Avrupa’da geleneksel bir kültür ve sosyal yaşam, ayrıca yaşamı düzenleyen etkili kanunlar var. Yeni katılımcılar toplumun bir parçası olmayı baştan kabul ederek o ülkenin kurallarına uyuyorlar tersi durumda zorlanıyorlar. Ülkelerde belki bir miktar kalite bozuluyor ama genede bir standartta buluşuyorlar. Kontrolsuz büyümede sorun yaşayan ülkeler sosyal sorunlar yaşıyorlar aslında sorun genelde ülkenin kendi insanlarından kaynaklanıyor çünkü göç edenler elindeki imkanı kaybetmek istemiyorlar. Unutulmamalı ki göçler hep fakir ülkelerden zengin ülkelere oluyor.

Dünyada günde 2 $ altı para kazanan nufusun az gelişmiş ülkelerdeki oranı % 60 lar seviyesinde. Türkiye gibi ülkelerde gelişmekte olan ülkelerde zengin – fakir arasındaki gelir karşılaştırması 300 kat bu oran gelişmiş ülkelerde 50 kat.

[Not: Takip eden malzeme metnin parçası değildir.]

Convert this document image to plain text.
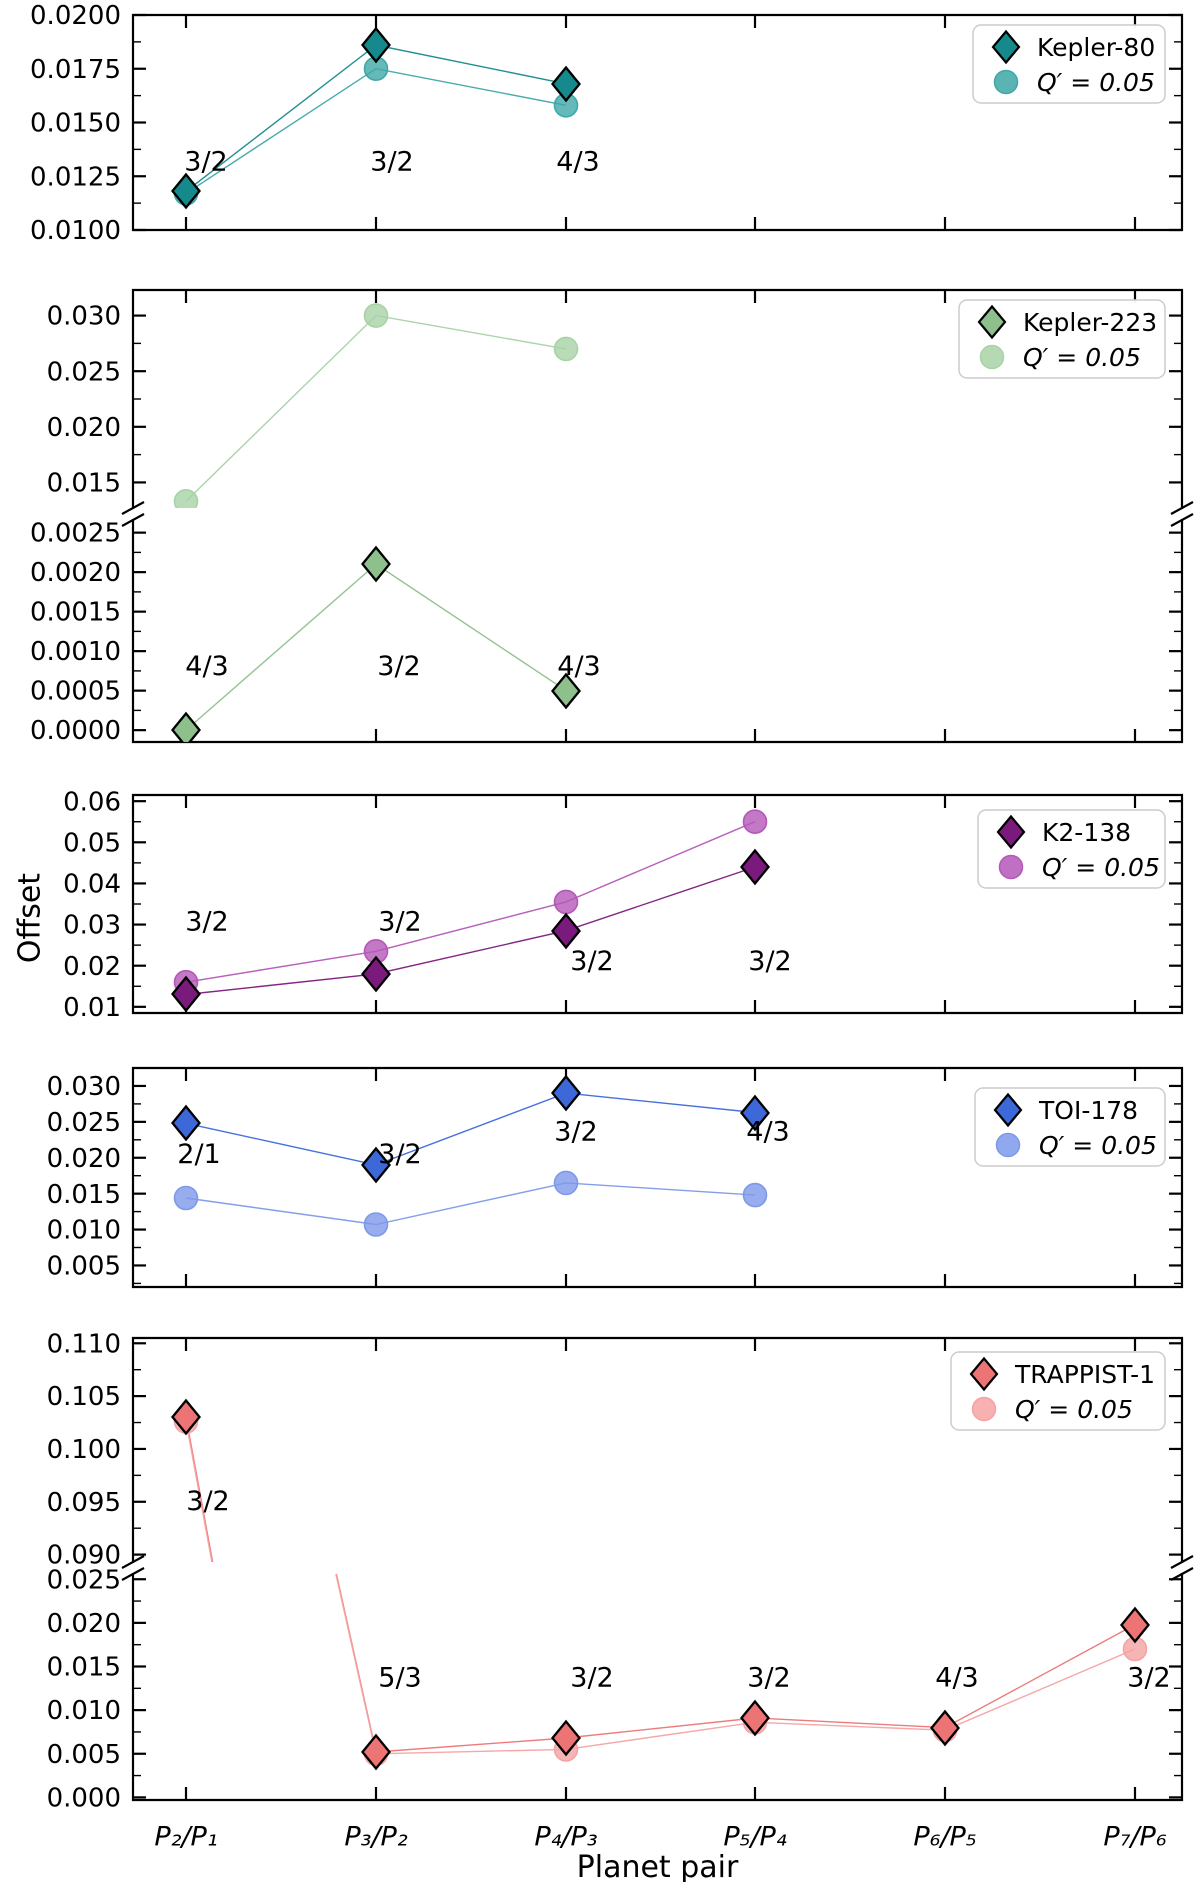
0.0100
0.0125
0.0150
0.0175
0.0200
3/2	3/2	4/3
Kepler-80
Q′ = 0.05
0.015
0.020
0.025
0.030
0.0000
0.0005
0.0010
0.0015
0.0020
0.0025
4/3	3/2	4/3
Kepler-223
Q′ = 0.05
0.01
0.02
0.03
0.04
0.05
0.06
3/2	3/2
3/2	3/2
K2-138
Q′ = 0.05
0.005
0.010
0.015
0.020
0.025
0.030
2/1	3/2
3/2	4/3
TOI-178
Q′ = 0.05
0.090
0.095
0.100
0.105
0.110
0.000
0.005
0.010
0.015
0.020
0.025
3/2
5/3	3/2	3/2	4/3	3/2
TRAPPIST-1
Q′ = 0.05
P₂/P₁	P₃/P₂	P₄/P₃	P₅/P₄	P₆/P₅	P₇/P₆
Planet pair
Offset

O zaman zengin ülkelere göçmek, çoluk çocuğa daha iyi yaşam sağlamak için gayret göstermek sürpriz olmamalı.

Bizde durum nasıl? Gerek ekonomik nedenler gerekse terör nedeniyle köylerinden büyük şehirlere göçenler oy peşindeki siyasetçilerin malzemesi oluyorlar. Yetersiz kültür seviyesi ve kanunlar nedeniyle yeni gelenler topluma uyacağına toplumun kendisine uymasını istiyorlar. Kuralları kendileri koymak istiyorlar bu durum doğal olarak kaos ortamı yaratıyor. Ne yol yetiyor ne alt yapı. Köyünden göçüp İstanbul’un tepesinde devletin arazisini zaptedip gecekondu yapan insanlarımız 2 nesil sonra kendilerini zenginleşmiş buluyorlar. Unuttuğumuz şey hazine arazisi hepimizin malı kendi malımıza sahip çıkmıyoruz. Sonunda verilen tapu, getirilen elektrik, su hizmeti ve rantlaşma .

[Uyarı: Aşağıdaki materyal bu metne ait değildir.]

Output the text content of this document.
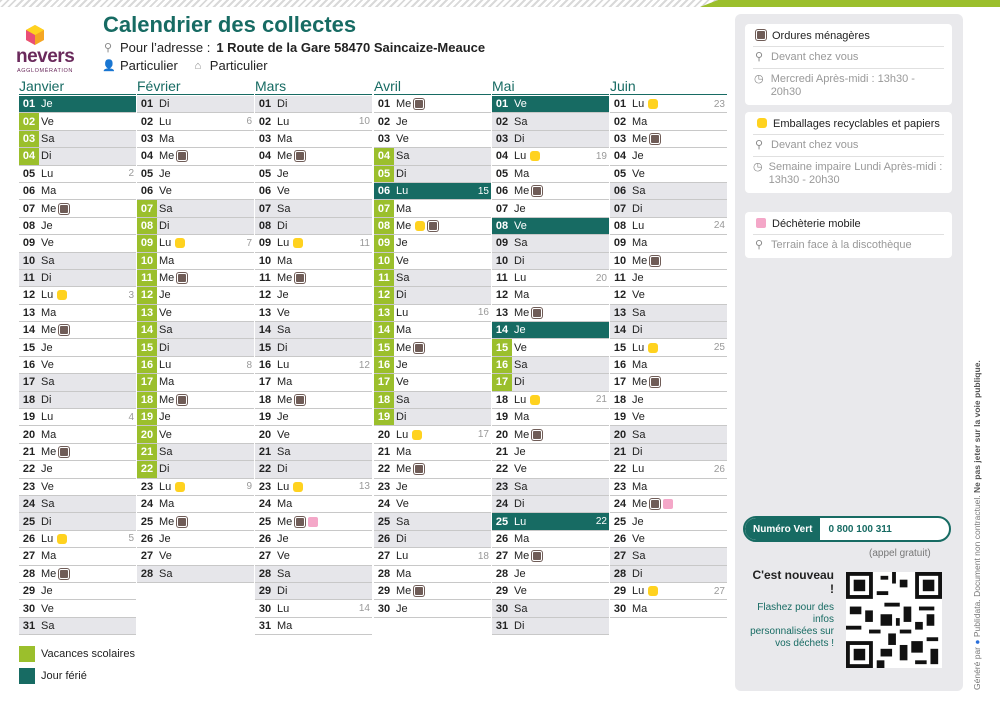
nevers
AGGLOMÉRATION
Calendrier des collectes
⚲ Pour l’adresse : 1 Route de la Gare 58470 Saincaize-Meauce
👤 Particulier ⌂ Particulier
Janvier
01 Je
02 Ve
03 Sa
04 Di
05 Lu	2
06 Ma
07 Me
08 Je
09 Ve
10 Sa
11 Di
12 Lu	3
13 Ma
14 Me
15 Je
16 Ve
17 Sa
18 Di
19 Lu	4
20 Ma
21 Me
22 Je
23 Ve
24 Sa
25 Di
26 Lu	5
27 Ma
28 Me
29 Je
30 Ve
31 Sa
Février
01 Di
02 Lu	6
03 Ma
04 Me
05 Je
06 Ve
07 Sa
08 Di
09 Lu	7
10 Ma
11 Me
12 Je
13 Ve
14 Sa
15 Di
16 Lu	8
17 Ma
18 Me
19 Je
20 Ve
21 Sa
22 Di
23 Lu	9
24 Ma
25 Me
26 Je
27 Ve
28 Sa
Mars
01 Di
02 Lu	10
03 Ma
04 Me
05 Je
06 Ve
07 Sa
08 Di
09 Lu	11
10 Ma
11 Me
12 Je
13 Ve
14 Sa
15 Di
16 Lu	12
17 Ma
18 Me
19 Je
20 Ve
21 Sa
22 Di
23 Lu	13
24 Ma
25 Me
26 Je
27 Ve
28 Sa
29 Di
30 Lu	14
31 Ma
Avril
01 Me
02 Je
03 Ve
04 Sa
05 Di
06 Lu	15
07 Ma
08 Me
09 Je
10 Ve
11 Sa
12 Di
13 Lu	16
14 Ma
15 Me
16 Je
17 Ve
18 Sa
19 Di
20 Lu	17
21 Ma
22 Me
23 Je
24 Ve
25 Sa
26 Di
27 Lu	18
28 Ma
29 Me
30 Je
Mai
01 Ve
02 Sa
03 Di
04 Lu	19
05 Ma
06 Me
07 Je
08 Ve
09 Sa
10 Di
11 Lu	20
12 Ma
13 Me
14 Je
15 Ve
16 Sa
17 Di
18 Lu	21
19 Ma
20 Me
21 Je
22 Ve
23 Sa
24 Di
25 Lu	22
26 Ma
27 Me
28 Je
29 Ve
30 Sa
31 Di
Juin
01 Lu	23
02 Ma
03 Me
04 Je
05 Ve
06 Sa
07 Di
08 Lu	24
09 Ma
10 Me
11 Je
12 Ve
13 Sa
14 Di
15 Lu	25
16 Ma
17 Me
18 Je
19 Ve
20 Sa
21 Di
22 Lu	26
23 Ma
24 Me
25 Je
26 Ve
27 Sa
28 Di
29 Lu	27
30 Ma
Vacances scolaires
Jour férié
Ordures ménagères
⚲ Devant chez vous
◷ Mercredi Après-midi : 13h30 - 20h30
Emballages recyclables et papiers
⚲ Devant chez vous
◷ Semaine impaire Lundi Après-midi : 13h30 - 20h30
Déchèterie mobile
⚲ Terrain face à la discothèque
Numéro Vert	0 800 100 311
(appel gratuit)
C'est nouveau !
Flashez pour des infos personnalisées sur vos déchets !
Généré par ● Publidata. Document non contractuel. Ne pas jeter sur la voie publique.
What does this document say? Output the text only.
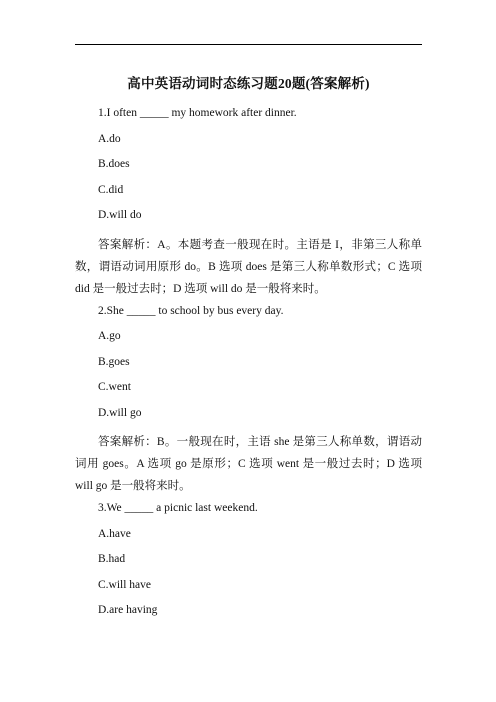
高中英语动词时态练习题20题(答案解析)
1.I often _____ my homework after dinner.
A.do
B.does
C.did
D.will do
答案解析：A。本题考查一般现在时。主语是 I，非第三人称单数，谓语动词用原形 do。B 选项 does 是第三人称单数形式；C 选项 did 是一般过去时；D 选项 will do 是一般将来时。
2.She _____ to school by bus every day.
A.go
B.goes
C.went
D.will go
答案解析：B。一般现在时，主语 she 是第三人称单数，谓语动词用 goes。A 选项 go 是原形；C 选项 went 是一般过去时；D 选项 will go 是一般将来时。
3.We _____ a picnic last weekend.
A.have
B.had
C.will have
D.are having
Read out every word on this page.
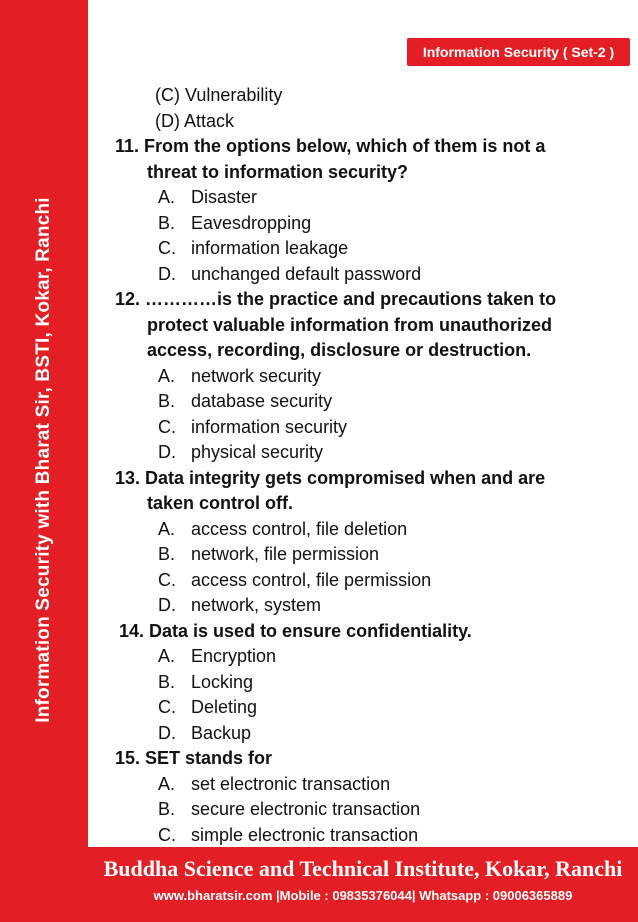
Information Security with Bharat Sir, BSTI, Kokar, Ranchi
Information Security ( Set-2 )
(C) Vulnerability
(D) Attack
11. From the options below, which of them is not a
threat to information security?
A. Disaster
B. Eavesdropping
C. information leakage
D. unchanged default password
12. …………is the practice and precautions taken to
protect valuable information from unauthorized
access, recording, disclosure or destruction.
A. network security
B. database security
C. information security
D. physical security
13. Data integrity gets compromised when and are
taken control off.
A. access control, file deletion
B. network, file permission
C. access control, file permission
D. network, system
14. Data is used to ensure confidentiality.
A. Encryption
B. Locking
C. Deleting
D. Backup
15. SET stands for
A. set electronic transaction
B. secure electronic transaction
C. simple electronic transaction
Buddha Science and Technical Institute, Kokar, Ranchi
www.bharatsir.com |Mobile : 09835376044| Whatsapp : 09006365889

İstanbul senaryosunda birey, Köln senaryosunda toplum kazanıyor.

Rivayete göre Amerika’lılarla yakın akrabayız. Kolomb ‘dan sonra Amerika’ya bizim Karadenizli vatandaşlarımız gitmişler. Nevada’da tarım yapmak için toprağı kazarken doğal gaz fışkırmış, bizimkilerde hemen ismini koymuşlar işte Laz işte Gaz. Aradan geçen yıllarda burası Lasvegas olarak anılmış .
Bizimkiler yetinmeyip Meksika körfezine gitmeye çalışmışlar ancak yollarda Karadeniz yeşilliğini bulamayınca tek saz bile yok diyerek bölgeyi Tek Saz olarak adlandırmışlar zamanla burası Teksas diye anılmaya başlanmış .
Alamo’dan sonra birlik olup yaşam kurallarını koyan Teksas’lılar düzeni ve sürekliliği sağlamışlar.
Bugün Teksas ‘da Karadenizli ecdatlarımızın torunları kovboy çizme giyen, şapka takan insanlarla birlikte kültürlerini ve gelenekselliklerini sürdürdüğünü görüyoruz. Teksaslıların Karadeniz insanının inanç ve inadıyla birliktelik kurup dünyanın en yaşanır yerlerinden birini oluşturduklarını da biliyoruz.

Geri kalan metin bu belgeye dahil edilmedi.